Gejala serangan yang  ditimbulkan oleh trips adalah daun menggulung (mengeriting)ke atas, daun muda yang terserang bernoda keperak-perakan. Pengendalian hama tanaman cabai dapat dilakukan dengan secara kultur teknis menggunakan mulsa plastik hitam perak, dan mengatur rotasi tanaman. Untuk pengendalian kuratif dapat dilakukan dua cara yaitu secara biologi dengan memanfaatkan musuh alami hama thrips yaitu kumbang Coccinellidae, tungau predator, kepik Anthocoridae dan kumbang Staphulinidae. Musuh alami ini sudah ada di alam sekarang tergantung kita untuk memanfaatkannya. Cara yang kedua adalah dengan penyemprotan pestisida nabati atau kimia. Secara kimiawi, dengan penyemprotan insektisida secara selektif agar tidak membunuh musuh alaminya misalnya dengan Mesurol 50 wp, Pegasus 500 sc atau Perfekthion 400 ec, pada waktu sore hari. ( Kurnianti, 2010 )
b. Lalat Buah (Dacus ferrugineus)
Hama tanaman cabai Lalat buah (Dacus ferrugineus). Hama cabai ini berukuran 0,5 cm, berwarna cokelat tua, dan meletakkan telurnya didalam buah cabai. Buah-buah yang terserang akan menjadi bercak-bercak bulat, kemudian membusuk. Serangan hama lalat buah ini buah cabai rusak, busuk dan rontok. Pengendalian dapat dilakukan menggunakan pestisida nabati atau kimia. Secara kimiawi yaitu dengan memasang perangkap beracun seperti metil eugenol (CM-Antraktan) atau protein hydrolisat yang efektif terhadap serangga jantan dan betina.untuk penyemprotan insektisida secara langsung dengan insektisida berbahan aktif niflutrin, profenofos, dan frotiofos. Misalnya Buldok, Lannate, atau Tamaron. (Anonym,2012)
c. Ulat Tanah (Agrotis ipsilon)
                 Biasa menyerang tanaman cabe yang baru pindah tanam, yaitu dengan cara memotong batang utama tanaman hingga roboh bahkan bisa sampai putus. Pengendalian ulat tanah secara mekanis dilakukan dengan mengumpulkan dan kemudian memusnahkannya. Bila populasi ulat tanah tinggi, tanaman disemprot dengan insektisida Curacron 500 EC, Desis 2,5 EC. Untuk tindakan pencegahan dapat dilakukan penyemprotan insektisida Turex WP dengan konsentrasi 0,25 – 0,5 g/liter bergantian dengan insektisida Direct 25ec dengan konsentrasi 0,4 cc/liter atau insentisida Raydok 28ec dengan konsentrasi 0,25-0,5 cc/liter sehari sebelum pindah tanam. (Haryato. 1998)

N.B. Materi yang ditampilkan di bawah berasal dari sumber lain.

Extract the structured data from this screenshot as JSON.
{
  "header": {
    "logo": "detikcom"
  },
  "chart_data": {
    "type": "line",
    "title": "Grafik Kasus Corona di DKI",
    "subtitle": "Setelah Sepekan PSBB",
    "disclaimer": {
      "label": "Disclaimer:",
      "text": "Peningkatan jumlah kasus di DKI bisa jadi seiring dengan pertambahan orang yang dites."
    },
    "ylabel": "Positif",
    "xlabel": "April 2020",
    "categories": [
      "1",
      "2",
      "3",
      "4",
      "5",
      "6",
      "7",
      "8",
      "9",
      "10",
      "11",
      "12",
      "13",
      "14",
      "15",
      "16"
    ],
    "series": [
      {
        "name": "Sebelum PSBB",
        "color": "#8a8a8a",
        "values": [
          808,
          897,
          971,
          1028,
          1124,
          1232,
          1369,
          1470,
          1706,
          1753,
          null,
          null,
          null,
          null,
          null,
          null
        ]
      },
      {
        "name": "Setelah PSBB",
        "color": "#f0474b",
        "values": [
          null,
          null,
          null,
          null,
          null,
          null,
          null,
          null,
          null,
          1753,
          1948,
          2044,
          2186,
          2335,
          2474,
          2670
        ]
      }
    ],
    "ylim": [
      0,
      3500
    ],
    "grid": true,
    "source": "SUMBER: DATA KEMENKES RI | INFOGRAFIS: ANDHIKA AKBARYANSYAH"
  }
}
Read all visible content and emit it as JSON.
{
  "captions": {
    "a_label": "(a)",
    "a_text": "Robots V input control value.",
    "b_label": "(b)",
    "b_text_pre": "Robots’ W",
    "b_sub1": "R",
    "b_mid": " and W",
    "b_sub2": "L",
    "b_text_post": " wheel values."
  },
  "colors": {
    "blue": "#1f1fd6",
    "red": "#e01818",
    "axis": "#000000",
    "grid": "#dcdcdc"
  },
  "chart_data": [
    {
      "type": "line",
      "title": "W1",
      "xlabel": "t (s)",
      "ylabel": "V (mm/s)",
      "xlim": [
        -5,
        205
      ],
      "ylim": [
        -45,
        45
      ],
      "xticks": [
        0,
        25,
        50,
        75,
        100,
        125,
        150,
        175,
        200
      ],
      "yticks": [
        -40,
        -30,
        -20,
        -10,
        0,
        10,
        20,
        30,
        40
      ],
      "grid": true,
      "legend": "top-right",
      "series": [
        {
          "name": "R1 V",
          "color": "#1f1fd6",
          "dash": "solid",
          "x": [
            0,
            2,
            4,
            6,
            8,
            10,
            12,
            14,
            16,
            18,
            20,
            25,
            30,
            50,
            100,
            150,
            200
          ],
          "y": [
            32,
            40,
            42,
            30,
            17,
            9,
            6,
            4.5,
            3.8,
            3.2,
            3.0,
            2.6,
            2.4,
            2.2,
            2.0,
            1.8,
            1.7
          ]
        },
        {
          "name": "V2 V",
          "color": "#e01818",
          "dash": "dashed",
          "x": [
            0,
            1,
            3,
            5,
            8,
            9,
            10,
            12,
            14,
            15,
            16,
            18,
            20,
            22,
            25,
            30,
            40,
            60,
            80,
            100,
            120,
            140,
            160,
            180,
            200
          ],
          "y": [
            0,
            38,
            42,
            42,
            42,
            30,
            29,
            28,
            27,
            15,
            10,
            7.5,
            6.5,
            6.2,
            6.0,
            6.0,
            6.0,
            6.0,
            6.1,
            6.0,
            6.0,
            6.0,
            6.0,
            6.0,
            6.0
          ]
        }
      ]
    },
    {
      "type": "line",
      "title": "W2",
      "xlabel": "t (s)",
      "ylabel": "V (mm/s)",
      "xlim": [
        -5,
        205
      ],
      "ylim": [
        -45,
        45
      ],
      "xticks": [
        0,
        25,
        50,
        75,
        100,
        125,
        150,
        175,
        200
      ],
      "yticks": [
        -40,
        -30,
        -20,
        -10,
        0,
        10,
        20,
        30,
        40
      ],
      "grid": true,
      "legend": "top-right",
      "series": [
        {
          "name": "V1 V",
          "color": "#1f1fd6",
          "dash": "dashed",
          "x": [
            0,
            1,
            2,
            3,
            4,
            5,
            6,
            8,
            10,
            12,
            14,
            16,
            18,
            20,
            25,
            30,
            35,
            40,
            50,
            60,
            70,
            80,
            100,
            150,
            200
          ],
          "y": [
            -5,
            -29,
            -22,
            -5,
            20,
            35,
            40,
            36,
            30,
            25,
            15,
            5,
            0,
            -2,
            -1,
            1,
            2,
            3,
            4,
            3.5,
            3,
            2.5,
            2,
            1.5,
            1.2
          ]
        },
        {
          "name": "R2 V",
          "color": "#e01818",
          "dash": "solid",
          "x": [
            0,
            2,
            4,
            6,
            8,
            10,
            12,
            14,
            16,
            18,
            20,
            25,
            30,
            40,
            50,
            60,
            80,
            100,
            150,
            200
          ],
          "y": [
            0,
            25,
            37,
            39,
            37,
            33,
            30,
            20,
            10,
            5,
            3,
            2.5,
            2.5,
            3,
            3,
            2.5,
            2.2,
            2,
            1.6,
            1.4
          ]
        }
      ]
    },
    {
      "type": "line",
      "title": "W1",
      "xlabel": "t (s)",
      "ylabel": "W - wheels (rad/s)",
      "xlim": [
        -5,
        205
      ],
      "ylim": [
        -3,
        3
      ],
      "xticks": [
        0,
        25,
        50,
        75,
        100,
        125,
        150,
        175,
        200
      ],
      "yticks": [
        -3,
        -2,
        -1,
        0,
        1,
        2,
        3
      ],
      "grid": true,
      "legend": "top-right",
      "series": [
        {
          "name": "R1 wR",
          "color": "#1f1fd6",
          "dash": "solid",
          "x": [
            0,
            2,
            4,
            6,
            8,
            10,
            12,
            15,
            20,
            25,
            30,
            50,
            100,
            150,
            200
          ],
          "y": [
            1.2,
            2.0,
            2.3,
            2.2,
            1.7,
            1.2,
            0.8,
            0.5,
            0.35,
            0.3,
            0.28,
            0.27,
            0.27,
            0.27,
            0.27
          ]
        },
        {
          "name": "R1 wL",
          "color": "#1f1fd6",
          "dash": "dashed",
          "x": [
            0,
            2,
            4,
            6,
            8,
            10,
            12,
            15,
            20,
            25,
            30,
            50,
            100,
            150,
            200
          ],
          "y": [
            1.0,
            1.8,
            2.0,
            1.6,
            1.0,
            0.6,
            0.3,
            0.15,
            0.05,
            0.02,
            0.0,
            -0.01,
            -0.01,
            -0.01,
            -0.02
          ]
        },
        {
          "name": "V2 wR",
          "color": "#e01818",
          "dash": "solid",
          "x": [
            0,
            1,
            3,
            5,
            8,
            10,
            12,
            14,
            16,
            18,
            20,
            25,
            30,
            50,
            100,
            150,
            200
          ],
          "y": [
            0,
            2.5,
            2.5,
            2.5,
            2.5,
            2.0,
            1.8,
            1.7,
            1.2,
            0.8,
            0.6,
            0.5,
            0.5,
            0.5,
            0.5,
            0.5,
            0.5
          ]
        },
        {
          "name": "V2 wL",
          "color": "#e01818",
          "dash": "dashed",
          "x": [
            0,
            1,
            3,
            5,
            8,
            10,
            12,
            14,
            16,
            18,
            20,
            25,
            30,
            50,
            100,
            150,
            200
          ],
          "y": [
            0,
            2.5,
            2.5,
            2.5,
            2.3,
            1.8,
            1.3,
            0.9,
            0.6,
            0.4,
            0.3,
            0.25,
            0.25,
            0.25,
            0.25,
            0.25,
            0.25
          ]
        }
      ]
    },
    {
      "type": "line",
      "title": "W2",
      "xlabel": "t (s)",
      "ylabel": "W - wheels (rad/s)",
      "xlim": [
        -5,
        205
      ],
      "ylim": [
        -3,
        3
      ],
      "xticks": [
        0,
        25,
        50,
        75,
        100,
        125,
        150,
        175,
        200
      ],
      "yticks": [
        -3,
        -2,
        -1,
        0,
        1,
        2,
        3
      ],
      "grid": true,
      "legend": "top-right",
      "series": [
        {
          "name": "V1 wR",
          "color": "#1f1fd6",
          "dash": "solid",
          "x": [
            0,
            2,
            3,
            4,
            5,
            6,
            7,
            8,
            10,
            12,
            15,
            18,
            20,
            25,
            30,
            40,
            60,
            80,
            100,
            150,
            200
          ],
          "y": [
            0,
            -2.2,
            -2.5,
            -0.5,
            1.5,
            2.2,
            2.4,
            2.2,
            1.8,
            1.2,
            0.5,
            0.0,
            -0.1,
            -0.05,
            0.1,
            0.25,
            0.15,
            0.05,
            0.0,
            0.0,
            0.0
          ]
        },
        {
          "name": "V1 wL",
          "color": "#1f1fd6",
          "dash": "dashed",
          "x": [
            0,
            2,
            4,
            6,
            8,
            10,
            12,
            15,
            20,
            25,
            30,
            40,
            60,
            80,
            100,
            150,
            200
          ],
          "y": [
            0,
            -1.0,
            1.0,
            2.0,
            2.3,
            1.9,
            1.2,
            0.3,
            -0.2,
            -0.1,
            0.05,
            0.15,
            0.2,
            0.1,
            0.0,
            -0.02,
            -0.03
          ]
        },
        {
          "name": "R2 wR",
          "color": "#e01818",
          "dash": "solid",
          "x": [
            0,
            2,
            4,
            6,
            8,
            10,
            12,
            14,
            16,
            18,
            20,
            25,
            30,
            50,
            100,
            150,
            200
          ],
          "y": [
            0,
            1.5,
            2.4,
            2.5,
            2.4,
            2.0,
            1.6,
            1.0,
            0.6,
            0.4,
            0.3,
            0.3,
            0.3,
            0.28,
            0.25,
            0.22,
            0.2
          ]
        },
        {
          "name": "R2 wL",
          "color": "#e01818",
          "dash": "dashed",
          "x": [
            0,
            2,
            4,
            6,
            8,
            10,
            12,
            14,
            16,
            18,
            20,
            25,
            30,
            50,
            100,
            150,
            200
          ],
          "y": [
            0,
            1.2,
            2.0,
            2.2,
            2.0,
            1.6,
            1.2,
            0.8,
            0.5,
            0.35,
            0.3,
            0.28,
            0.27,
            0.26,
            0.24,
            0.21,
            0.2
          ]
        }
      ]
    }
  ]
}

d. Ulat Grayak (S. litura)      
 Pada tanaman cabe biasa menyerang daun, buah dan tanaman yang masih kecil. Untuk tindakan pengendalian dianjurkan menyemprot pada sore atau malam hari dengan insektisida biologi TurexWP bergantian dengan insektisida Pentacron 500 EC atau insektisida Posban 200 EC, atau insektisida yang lainnya.Sex pheromone, yaitu perangkap ngengat (kupu-kupu) jantan. Sex pheromone merupakan aroma yang dikeluarkan serangga betina dewasa yang dapat menimbulkan rangsangan sexual (birahi) pada serangga jantan dewasa untuk menghampiri dan melakukan perkawinan sehingga membuahkan keturunan. Salah satu jenis sex pheromone yang ada di Indonesia adalah "Ugratas" (buatan Taiwan) atau Ulat Grayak Berantas Tuntas berwarna "merah" sangat efektif untuk dijadikan perangkap kupu-kupu dewasa dari ulat grayak (S. litura). Cara pemasangan Ugratas merah ini adalah dimasukkan ke dalan botol bekas aqua volume 500 cc yang diberi lubang kecil untuk tempat masuknya kupu-kupu jantan. Untuk 1 hektar kebun cabai cukup dipasang 5-10 buah Ugratas merah, dengan cara digantungkan sedikit lebih tinggi di atas tanaman cabai. Daya tahan (efektivitas) Ugratas ini + 3 minggu, dan tiap malam bekerja efektif sebagai perangkap ngengat jantan. Keuntungan penggunaan Ugratas ini antara lain : aman bagi manusia dan ternak, tidak berdampak negatif terhadap lingkungan, dapat menekan penggunaan insektisida, tidak menimbulkan kekebalan hama, dan dapat memperlambat perkem-bangan hama tersebut (Prihmantoro,1995)
e.  Hama Tungau atau Mite
Menyerang tanaman cabe hingga daun berwarna kemerahan, menggulung ke atas, menebal akhirnya rontok. Untuk pengendalian dan pencegahan semprot dengan akarisida Samite 135EC dengan konsentrasi 0,25 – 0,5 ml / liter air bergantian dengan insektisida Posban 200 EC ( Wulandari,2012 )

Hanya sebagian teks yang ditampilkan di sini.